My own responsibilities have focused on grassroots organizing, first with one, then with two Subarea Advisory Councils comprised of volunteers from Albany and four surrounding counties. These groups – approximately thirty members each – meet monthly to review project proposals from local health care facilities, to discuss Agency-wide policies, and to hear reports on other Agency activities and presentations about change in the health care system. Smaller groups of volunteers may meet together between Council meetings to focus on efforts in a single county or to carry out some specific implementation activity. By asking probing questions, these grassroots volunteer groups have more than once caused the Agency as a whole to reconsider its policies and assumptions. They have particularly challenged the use of numbers-only methodologies to estimate future need for services, arguing that we must also factor in our values, and form a clearer vision of the future toward which we are moving. We are finally beginning to explore those values, as ethical questions about abortion, euthanasia, and, yes, rationing of health care, confront us regularly at our meetings.

This is participatory democracy at its best – stimulating, controversial, at times tedious or conflict-ridden, but always possessed of a core of vitality that keeps us alert and adaptable. Through our volunteer groups, we have encouraged home care agencies serving overlapping areas to meet together and work out coordination agreements. We have recruited physicians to under-served communities and helped small health or human service agencies develop new programs and funding sources. We have been involved in the development of resource directories, and have sponsored conferences on a variety of topics, including the role of business in controlling health care costs, the problem of patients in hospitals awaiting nursing home care, the value of health education and wellness promotion, and alternative futures for the health care system.

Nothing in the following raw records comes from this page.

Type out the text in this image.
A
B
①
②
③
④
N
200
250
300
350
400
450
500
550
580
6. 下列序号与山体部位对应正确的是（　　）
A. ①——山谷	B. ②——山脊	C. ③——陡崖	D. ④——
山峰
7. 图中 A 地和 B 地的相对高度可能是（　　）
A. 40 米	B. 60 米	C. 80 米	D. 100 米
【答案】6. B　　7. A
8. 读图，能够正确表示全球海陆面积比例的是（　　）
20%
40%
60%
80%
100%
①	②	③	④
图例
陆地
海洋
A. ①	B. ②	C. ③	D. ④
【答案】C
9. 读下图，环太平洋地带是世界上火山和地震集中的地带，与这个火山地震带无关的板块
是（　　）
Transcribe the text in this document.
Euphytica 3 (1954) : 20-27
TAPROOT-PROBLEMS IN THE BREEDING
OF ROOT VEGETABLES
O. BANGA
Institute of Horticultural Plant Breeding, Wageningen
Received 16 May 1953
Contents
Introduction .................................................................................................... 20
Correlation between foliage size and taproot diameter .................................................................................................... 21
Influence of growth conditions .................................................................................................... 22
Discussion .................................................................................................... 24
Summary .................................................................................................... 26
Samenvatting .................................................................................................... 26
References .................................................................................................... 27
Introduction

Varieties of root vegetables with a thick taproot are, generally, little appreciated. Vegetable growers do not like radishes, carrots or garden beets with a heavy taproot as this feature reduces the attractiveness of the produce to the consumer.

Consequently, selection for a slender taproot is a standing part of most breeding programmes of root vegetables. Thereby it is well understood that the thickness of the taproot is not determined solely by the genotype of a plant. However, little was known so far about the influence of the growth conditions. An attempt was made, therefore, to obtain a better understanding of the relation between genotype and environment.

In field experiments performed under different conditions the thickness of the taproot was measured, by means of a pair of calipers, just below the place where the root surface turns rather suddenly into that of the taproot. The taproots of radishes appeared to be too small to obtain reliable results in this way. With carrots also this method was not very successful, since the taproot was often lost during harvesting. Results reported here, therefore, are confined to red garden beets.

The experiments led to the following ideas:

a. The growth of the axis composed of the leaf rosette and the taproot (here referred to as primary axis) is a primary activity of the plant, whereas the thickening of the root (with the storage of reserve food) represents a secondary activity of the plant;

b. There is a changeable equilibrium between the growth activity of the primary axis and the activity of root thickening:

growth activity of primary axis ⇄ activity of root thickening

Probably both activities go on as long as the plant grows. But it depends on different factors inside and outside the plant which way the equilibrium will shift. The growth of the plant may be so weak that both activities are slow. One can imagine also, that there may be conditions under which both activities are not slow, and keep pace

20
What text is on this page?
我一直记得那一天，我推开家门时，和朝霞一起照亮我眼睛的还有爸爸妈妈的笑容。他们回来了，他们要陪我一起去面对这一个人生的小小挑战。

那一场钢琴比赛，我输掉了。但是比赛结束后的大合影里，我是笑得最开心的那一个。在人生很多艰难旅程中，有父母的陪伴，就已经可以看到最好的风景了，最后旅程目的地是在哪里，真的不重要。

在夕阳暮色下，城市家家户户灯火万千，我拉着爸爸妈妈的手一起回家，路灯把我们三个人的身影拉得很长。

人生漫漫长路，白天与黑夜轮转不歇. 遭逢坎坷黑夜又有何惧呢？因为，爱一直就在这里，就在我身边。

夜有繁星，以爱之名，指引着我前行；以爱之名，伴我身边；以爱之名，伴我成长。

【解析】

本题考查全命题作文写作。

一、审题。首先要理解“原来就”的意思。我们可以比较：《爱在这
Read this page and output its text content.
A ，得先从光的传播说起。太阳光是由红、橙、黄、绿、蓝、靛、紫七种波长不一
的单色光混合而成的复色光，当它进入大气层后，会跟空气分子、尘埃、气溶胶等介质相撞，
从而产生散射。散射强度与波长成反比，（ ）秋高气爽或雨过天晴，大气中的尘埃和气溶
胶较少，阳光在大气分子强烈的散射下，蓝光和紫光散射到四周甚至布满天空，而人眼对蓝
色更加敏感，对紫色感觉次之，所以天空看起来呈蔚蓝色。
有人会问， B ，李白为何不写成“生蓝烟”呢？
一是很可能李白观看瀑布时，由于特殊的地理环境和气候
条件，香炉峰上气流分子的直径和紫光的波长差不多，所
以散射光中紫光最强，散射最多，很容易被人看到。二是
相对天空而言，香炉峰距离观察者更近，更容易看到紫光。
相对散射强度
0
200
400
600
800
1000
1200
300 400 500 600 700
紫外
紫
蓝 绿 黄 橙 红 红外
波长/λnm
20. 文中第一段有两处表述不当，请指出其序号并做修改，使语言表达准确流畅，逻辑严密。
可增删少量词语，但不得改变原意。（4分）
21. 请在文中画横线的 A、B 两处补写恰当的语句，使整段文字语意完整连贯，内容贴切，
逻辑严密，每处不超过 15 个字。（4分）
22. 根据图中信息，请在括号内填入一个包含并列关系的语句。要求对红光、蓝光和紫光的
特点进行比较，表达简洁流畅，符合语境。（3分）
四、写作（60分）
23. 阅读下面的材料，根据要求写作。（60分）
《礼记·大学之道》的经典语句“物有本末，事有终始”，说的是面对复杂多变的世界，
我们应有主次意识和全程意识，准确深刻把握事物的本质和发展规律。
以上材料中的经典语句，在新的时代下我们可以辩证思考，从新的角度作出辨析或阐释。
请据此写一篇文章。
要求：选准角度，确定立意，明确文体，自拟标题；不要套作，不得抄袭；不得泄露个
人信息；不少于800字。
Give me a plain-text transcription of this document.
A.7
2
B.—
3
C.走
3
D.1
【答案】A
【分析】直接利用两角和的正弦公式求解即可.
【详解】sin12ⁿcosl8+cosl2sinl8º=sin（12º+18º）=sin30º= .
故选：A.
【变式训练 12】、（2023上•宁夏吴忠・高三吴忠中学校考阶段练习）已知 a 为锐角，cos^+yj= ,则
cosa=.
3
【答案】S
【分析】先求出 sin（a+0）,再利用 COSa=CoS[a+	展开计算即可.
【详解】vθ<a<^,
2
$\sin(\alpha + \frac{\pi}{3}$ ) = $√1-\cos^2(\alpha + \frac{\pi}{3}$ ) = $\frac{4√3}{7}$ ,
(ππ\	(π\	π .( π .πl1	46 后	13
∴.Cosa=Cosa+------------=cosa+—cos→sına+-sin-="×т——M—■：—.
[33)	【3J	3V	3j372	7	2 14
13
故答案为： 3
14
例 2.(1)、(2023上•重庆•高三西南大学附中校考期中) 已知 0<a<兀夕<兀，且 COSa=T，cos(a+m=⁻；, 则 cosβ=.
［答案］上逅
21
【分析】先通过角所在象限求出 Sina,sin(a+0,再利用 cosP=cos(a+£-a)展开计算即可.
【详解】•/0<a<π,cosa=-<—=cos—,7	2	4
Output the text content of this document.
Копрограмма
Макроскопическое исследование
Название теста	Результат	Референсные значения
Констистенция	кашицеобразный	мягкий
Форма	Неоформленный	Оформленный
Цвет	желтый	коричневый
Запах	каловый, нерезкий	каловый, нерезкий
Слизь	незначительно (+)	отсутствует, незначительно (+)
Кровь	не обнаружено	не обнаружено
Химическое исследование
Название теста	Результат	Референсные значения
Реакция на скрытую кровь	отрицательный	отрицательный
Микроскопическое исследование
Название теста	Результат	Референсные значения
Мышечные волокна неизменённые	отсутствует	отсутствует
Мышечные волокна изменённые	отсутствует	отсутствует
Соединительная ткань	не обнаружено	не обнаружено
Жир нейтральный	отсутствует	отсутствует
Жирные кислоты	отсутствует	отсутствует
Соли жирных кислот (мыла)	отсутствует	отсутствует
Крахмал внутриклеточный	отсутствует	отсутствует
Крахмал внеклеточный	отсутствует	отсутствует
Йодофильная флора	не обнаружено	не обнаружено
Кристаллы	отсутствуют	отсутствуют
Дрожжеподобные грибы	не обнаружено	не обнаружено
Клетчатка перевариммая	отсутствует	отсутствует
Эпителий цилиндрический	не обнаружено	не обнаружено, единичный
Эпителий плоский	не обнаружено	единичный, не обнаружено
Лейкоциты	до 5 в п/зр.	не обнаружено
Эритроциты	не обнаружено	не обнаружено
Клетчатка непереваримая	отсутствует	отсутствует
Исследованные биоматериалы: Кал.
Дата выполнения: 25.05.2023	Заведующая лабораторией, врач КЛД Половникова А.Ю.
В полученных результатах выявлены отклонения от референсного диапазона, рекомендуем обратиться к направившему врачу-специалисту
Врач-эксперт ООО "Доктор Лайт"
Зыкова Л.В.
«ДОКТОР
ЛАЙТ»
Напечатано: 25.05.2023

Out of the formal structure of HSA staff and volunteers a much less formal, quite extensive support network has grown. These are people who are leaders and decision-makers in their communities, organizations, or professions, who have made a commitment to the future and who are willing to participate to some extent in the HSA’s own unique process for shaping that future. When I respond to the frequently asked question, "What power does your agency really have?" I think of this network, rather than of any authority vested in us by Federal or State statute. For the power to create change lies first with us as individuals. And we can exercise that power to the extent that we choose to. We need to learn about the environment that affects us, and we need to find or build alliances. We need to invest some time and energy in this enterprise, and then, slowly but surely, the changes will happen. A hospital takes the initiative to start a wellness promotion program. A group of health and human service providers in an inner-city neighborhood get together to find out how they can better serve their constituents. County governments ask for technical assistance in setting up offices to coordinate services for the home-bound elderly. Physicians talk openly about the agony of making clinical decisions based on financial constraints. We now serve more nutritious food at our conferences, and volunteers ask for exercise breaks during long meetings. The list of changes grows by the day, and we are helping to make it grow.